Environmental Problem Solver
Clean air is essential to good health, yet many low-income communities are disproportionately impacted by air pollution. According to a 2020 report by the American Lung Association, people of color are 1.5 times more likely to live in an area with poor air quality.
As a physical scientist working for the Environmental Protection Agency (EPA), Eric Hall ’83 has developed statistical models incorporating data from satellites, air quality monitors and air quality models that provide actual concentrations of fine-particulate air pollution on any parcel of land in the United States.
Hall developed and managed a five-year research collaboration between the EPA and the Centers for Disease Control and co-chaired the Air Control Group for the CDC’s Environmental Public Health Tracking Program. One research project compared air pollution data against records for emergency room admissions and hospitalizations for asthma, myocardial infarction and heart failure in Baltimore, Maryland, study results published earlier this year in the journal Atmospheric Environment.
“People need to understand how their exposure to air pollutants can influence their health,” says Hall, who is a board member of CleanAIRE NC, a climate change and air pollution advocacy organization in North Carolina. “Communities need to be able to access resources that will help them implement policy choices and make sustainable decisions in terms of land use, buildings and infrastructure, transportation, and materials management.”
More recently, Hall’s research has focused on harmful algal blooms and their impact on waterways. Working with the Colorado River Indian Tribes and the Chemehuevi Indian Tribe, he has studied how the re-introduction of native plants in creeks and rivers eliminates the algae blooms, which are caused by excess nitrogen or phosphorous in the water. “Over time, land has been converted from forest or wetland to farmland and then to housing developments and commercial property,” he says. “All of that changes the pollutants that enter the waterways.”
Hall says the research programs he’s worked on are in areas where exposure science, human health, statistics, modeling, sustainability, and environmental justice intersect. “I get to work on interesting scientific questions and look at them from a variety of perspectives using a number of different tools and problem- solving strategies,” he says.
He draws from his background and expertise in satellites, sensor simulators, software engineering, modeling and programming honed during his 11-year career as a military engineer, and later, as a private contractor to the Air Force GPS satellite support facility and as a software architect for the telecommunications sector.
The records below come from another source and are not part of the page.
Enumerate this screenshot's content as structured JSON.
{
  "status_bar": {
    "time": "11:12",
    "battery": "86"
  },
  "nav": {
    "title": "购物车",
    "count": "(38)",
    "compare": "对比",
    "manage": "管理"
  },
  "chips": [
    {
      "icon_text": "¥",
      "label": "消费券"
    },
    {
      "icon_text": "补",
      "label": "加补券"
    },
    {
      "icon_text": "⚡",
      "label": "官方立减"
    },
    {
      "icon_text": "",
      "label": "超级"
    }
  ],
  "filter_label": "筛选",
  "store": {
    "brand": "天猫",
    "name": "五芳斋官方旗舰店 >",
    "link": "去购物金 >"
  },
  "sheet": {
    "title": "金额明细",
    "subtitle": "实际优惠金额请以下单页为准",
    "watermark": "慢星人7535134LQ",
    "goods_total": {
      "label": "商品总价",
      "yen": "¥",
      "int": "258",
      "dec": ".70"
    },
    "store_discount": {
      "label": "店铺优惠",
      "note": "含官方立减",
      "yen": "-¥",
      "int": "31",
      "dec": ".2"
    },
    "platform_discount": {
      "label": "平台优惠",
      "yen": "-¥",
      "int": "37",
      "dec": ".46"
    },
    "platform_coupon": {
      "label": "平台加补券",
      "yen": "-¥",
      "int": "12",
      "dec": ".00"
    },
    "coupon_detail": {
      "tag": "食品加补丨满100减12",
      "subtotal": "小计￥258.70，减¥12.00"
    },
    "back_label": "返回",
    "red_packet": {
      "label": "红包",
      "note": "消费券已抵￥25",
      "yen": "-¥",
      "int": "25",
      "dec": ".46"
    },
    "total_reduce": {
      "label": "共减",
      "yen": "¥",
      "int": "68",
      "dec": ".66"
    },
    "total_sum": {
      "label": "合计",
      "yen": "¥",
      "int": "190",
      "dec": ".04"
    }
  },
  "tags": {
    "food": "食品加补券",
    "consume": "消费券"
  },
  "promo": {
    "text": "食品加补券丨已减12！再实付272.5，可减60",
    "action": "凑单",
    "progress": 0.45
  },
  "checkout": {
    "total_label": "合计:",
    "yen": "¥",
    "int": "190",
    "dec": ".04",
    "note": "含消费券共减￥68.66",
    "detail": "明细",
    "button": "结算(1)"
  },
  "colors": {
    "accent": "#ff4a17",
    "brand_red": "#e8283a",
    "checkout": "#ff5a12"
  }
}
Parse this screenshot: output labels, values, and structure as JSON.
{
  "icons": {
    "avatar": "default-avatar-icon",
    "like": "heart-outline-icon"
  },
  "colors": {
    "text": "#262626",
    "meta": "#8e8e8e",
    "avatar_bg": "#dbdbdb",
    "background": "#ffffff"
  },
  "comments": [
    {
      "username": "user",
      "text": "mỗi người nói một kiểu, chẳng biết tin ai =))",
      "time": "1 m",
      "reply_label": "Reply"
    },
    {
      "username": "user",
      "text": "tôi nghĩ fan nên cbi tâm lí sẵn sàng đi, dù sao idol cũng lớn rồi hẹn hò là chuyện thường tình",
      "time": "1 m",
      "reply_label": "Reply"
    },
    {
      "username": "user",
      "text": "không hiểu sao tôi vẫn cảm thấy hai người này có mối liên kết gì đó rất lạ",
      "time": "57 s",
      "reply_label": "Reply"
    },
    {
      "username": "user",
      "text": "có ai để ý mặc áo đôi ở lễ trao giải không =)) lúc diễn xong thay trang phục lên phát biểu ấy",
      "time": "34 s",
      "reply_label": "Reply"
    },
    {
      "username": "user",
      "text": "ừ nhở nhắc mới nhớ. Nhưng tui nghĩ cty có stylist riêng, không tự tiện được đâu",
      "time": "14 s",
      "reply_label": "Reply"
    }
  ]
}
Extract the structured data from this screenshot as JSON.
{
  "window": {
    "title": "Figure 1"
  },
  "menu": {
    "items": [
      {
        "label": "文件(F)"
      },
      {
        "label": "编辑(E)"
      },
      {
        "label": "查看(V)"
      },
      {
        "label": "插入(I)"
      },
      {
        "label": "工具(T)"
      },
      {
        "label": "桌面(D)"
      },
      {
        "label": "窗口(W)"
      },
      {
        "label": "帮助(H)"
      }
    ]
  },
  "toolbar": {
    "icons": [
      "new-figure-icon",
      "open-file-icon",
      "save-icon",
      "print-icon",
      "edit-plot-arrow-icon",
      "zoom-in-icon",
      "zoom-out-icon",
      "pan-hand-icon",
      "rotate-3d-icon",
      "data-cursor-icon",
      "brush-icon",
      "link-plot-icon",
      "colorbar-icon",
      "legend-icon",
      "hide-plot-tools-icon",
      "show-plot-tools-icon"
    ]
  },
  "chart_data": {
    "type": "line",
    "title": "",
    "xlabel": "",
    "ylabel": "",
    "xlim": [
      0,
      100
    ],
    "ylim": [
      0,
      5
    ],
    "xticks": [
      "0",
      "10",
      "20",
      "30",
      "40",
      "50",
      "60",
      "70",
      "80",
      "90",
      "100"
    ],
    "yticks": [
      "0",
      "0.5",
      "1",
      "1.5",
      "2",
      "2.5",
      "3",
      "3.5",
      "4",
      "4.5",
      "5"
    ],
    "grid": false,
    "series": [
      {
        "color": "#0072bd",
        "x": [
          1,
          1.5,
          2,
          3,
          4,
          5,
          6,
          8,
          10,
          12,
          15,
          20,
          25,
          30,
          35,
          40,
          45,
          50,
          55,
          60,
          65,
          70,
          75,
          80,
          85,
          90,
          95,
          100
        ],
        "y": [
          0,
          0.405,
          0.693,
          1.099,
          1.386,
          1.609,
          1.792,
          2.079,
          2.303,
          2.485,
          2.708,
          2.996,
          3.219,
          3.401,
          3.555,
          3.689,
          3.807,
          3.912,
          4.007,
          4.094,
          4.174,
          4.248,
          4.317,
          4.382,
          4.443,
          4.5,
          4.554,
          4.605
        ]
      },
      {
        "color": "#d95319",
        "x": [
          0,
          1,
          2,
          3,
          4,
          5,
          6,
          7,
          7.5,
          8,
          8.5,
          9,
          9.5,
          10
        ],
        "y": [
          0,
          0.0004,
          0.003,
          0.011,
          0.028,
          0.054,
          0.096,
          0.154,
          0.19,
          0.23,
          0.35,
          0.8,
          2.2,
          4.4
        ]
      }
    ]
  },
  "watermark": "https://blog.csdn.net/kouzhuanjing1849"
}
Hall says he’s been interested in science since he was a young boy. His father was a lab manager in the chemistry department at Temple University. Hall was awarded a full four-year U.S. Air Force Reserve Officer Training Corps (ROTC) Scholarship, and came to Syracuse University, attracted by a dual aerospace and mechanical engineering program available at the time.
In addition to ROTC, which Hall says provided life-long leadership skills, he served as a student representative to the Syracuse University Board of Trustees, as a member of the Student Afro-American Society, as a student advisor to the Office of Minority Affairs and as a math tutor. When he graduated in 1983, he became the first Syracuse University student to graduate with degrees in both aerospace engineering and mathematics.
Hall accumulated many other firsts in his Air Force career, which included serving as a software engineer and modeler in military aircraft, radar, and sensor simulators, computers, and avionics; as a satellite engineering officer for the GPS satellite constellation; teaching mathematics at the U.S. Air Force Academy and systems engineering courses at the US Air Force Institute of Technology; and as deputy division chief of the international programs division for Wright Aeronautical Laboratories. Along the way he also earned master’s degrees in business and civil engineering and is on track to earn a Ph.D. in science, technology, engineering and mathematics (STEM) education in 2023.
Hall joined the EPA in 2002 and views his work as an extension of his military career. “We’re helping protect the public, just doing it from a public health and environmental health perspective,” he says. “We research and develop science that is used to inform regulation and messaging around human and environmental health.”
Hall acknowledges that, on the surface, his professional history may look eclectic, but says that it’s all rooted in scientific inquiry, problem solving, and public service. “I think it’s important to be open to change and to be willing to be a lifelong learner,” he says. “The scientists I worked with in the Air Force and the scientists I work with now are driven by a similar mission.”